For words near the beginning of a sequence, the context is padded with special "beginning-of-sequence" ($\text{BOS}$) symbols to ensure the history is always $n-1$ words long.
Representing n-grams as WFSAs¶
Every n-gram model can be formally represented as a Weighted Finite-State Automaton (WFSA). The intuition is that the model's finite number of possible histories can be represented as the states of an automaton.
The construction is as follows:
- States: The states $Q$ are all possible sequences of words (histories) up to length $n-1$.
- Transitions: A transition's weight is the conditional probability of seeing the next word given the current history.
- Initial State: The single starting state is a sequence of $n-1$ $\text{BOS}$ symbols.
- Final Weights: A state's final weight is the probability of the sequence ending after that history.
Subregularity¶
N-gram models belong to a class of languages called subregular languages because they can be recognized by a machine that is simpler than a full finite-state automaton. Specifically, they are strictly n-local languages, which means that the validity of any block of $n-1$ symbols is considered independently of the symbols that came before it. This is the exact property that the n-gram assumption describes.
Representation-based n-gram Models¶
While simple n-gram models can be parameterized by counting word occurrences from a text corpus, this approach has significant drawbacks.

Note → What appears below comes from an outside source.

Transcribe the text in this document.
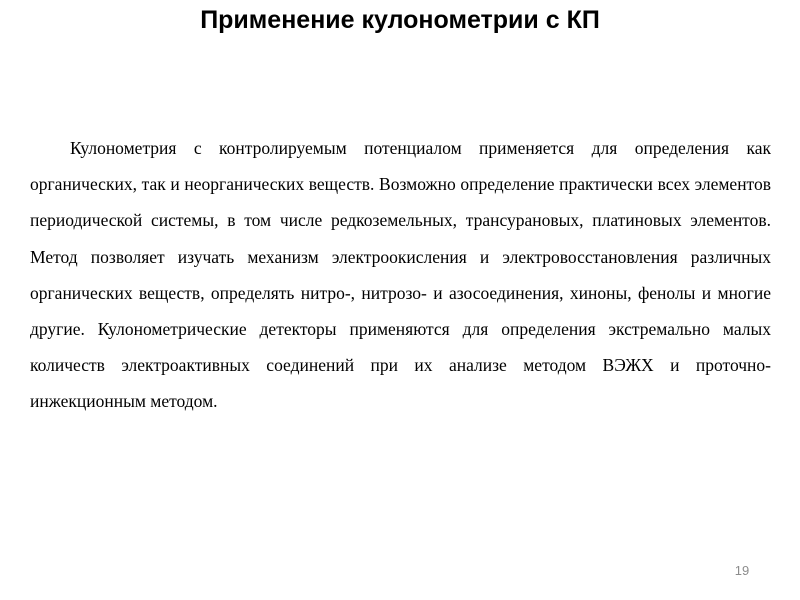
Применение кулонометрии с КП

Кулонометрия с контролируемым потенциалом применяется для определения как органических, так и неорганических веществ. Возможно определение практически всех элементов периодической системы, в том числе редкоземельных, трансурановых, платиновых элементов. Метод позволяет изучать механизм электроокисления и электровосстановления различных органических веществ, определять нитро-, нитрозо- и азосоединения, хиноны, фенолы и многие другие. Кулонометрические детекторы применяются для определения экстремально малых количеств электроактивных соединений при их анализе методом ВЭЖХ и проточно-инжекционным методом.

19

- Data Sparsity: The model will assign a zero probability to any valid sequence that didn't happen to appear in the training data.
- Lack of Generalization: It treats all words as distinct indices in a table and cannot use semantic similarity. For example, it can't infer that "adopt a cat" is a probable sentence just from seeing "adopt a dog," because it doesn't know that "cat" and "dog" are similar.
Neural n-gram Models¶
To solve these problems, modern approaches use distributed word representations, or embeddings, where each word is represented by a vector $e(y)$. These models, first successfully applied by Bengio et al., use a neural network as a context-encoding function, $\text{enc}$.
This encoder processes the embeddings of the $n-1$ context words to produce a single vector. The probability of the next word is then calculated with a softmax layer. The model's key advantages are:
- Generalization: It can handle unseen n-grams by leveraging the similarity between word embeddings.
- Efficiency: It shares parameters across different contexts, requiring far fewer parameters than a table-based model where the size grows exponentially with $n$.
Despite using a neural network, this is still fundamentally an n-gram model because it is limited to a finite context of $n-1$ words and cannot model longer dependencies.